The defense has indeed filed a flurry of motions and pre-motion letters in the last days leading up to the trial, protesting a gag order and its expansion, citing changed circumstances that warrant the judge’s removal, and arguing a presidential immunity defense that will soon be reviewed by the U.S. Supreme Court.

Defense lawyers have also argued that the case should not proceed under the heightened media coverage that the first-ever criminal trial of a former U.S. president is currently attracting and submitted survey results showing high awareness of the trial among New York County residents, arguing that the defense cannot seat an impartial jury in New York.

President Trump said himself during a press conference that the case should not go to trial at the height of the presidential election season, signaling an appeal to higher courts.

Several of these motions had already been rejected by Justice Merchan. On April 3, he rejected a motion to postpone the trial until the Supreme Court has reviewed the presidential immunity defense and to hold an evidentiary hearing about the high court’s decision. On April 1, the judge upheld and expanded the gag order that he issued to cover his and the district attorney’s family members. On April 5, the prosecutors objected to the defense’s second request for a recusal, and the judge is set to imminently issue a decision.

Also on April 8, the court issued media access instructions for an April 15 trial and the jury questionnaire hours after the appeal was filed.

The district attorney’s office has opposed the appeal.

Rescheduling

The judge was already critical of the defense when President Trump’s attorneys made some of these requests verbally during a February scheduling conference.

President Trump is facing four criminal indictments in separate jurisdictions, and for a time, the district attorney indicated that this case may be the last to go to trial as federal judges began scheduling trials in 2024 that would have overlapped with the Manhattan March 25 trial date.

However, one of those cases is now before the Supreme Court on appeal of one pre-trial motion to dismiss, and another may yet be delayed as a federal judge found that discovery was more “voluminous” than expected. In February, Justice Merchan confirmed the March 25 trial date. Weeks later, federal attorneys produced an unexpected, last-minute discovery of more than 100,000 pages regarding a key witness to President Trump’s team.

The defense requested 90 days to review the new material while the prosecutors offered 30; on March 25, the judge rescheduled the trial to begin with jury selection on April 15.

The next day, Justice Merchan issued a gag order on President Trump, finding that the risk that his speech would threaten fair trial proceedings was “paramount.”

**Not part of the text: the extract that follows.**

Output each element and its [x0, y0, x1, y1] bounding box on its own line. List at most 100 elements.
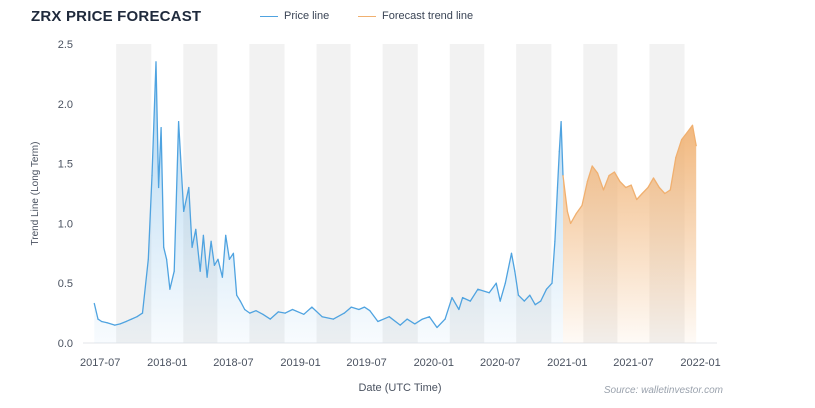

Gag orders cannot prohibit defendants from speaking about the court itself, however, and a federal appeals court had ruled in another gag order on President Trump that they should not extend to the lead prosecutor either.

Shortly after the order, President Trump accused the judge of political bias and mentioned the judge’s daughter on social media.

In a request for recusal last year, defense attorneys argued that the judge’s daughter had a significant role at a political marketing firm that counted among its clients politicians who had run on anti-Trump messaging.

The judge rejected the motion on the basis that the defense presented hypothetical situations, but in a renewed motion to recuse last week, the defense argued that the situation was no longer hypothetical. They pointed to filings that showed that groups and individuals that had paid the judge’s daughter’s firm millions of dollars have been running fundraising campaigns that highlight the Trump case over which the judge is presiding. They argued that the judge now has a commercial interest in the case and must step down.

Prosecutors argued that it was still speculation that the judge was affected by these contracts or his daughter’s firm’s revenue and that there was no basis for the judge’s recusal.

The Associated Press contributed to this report.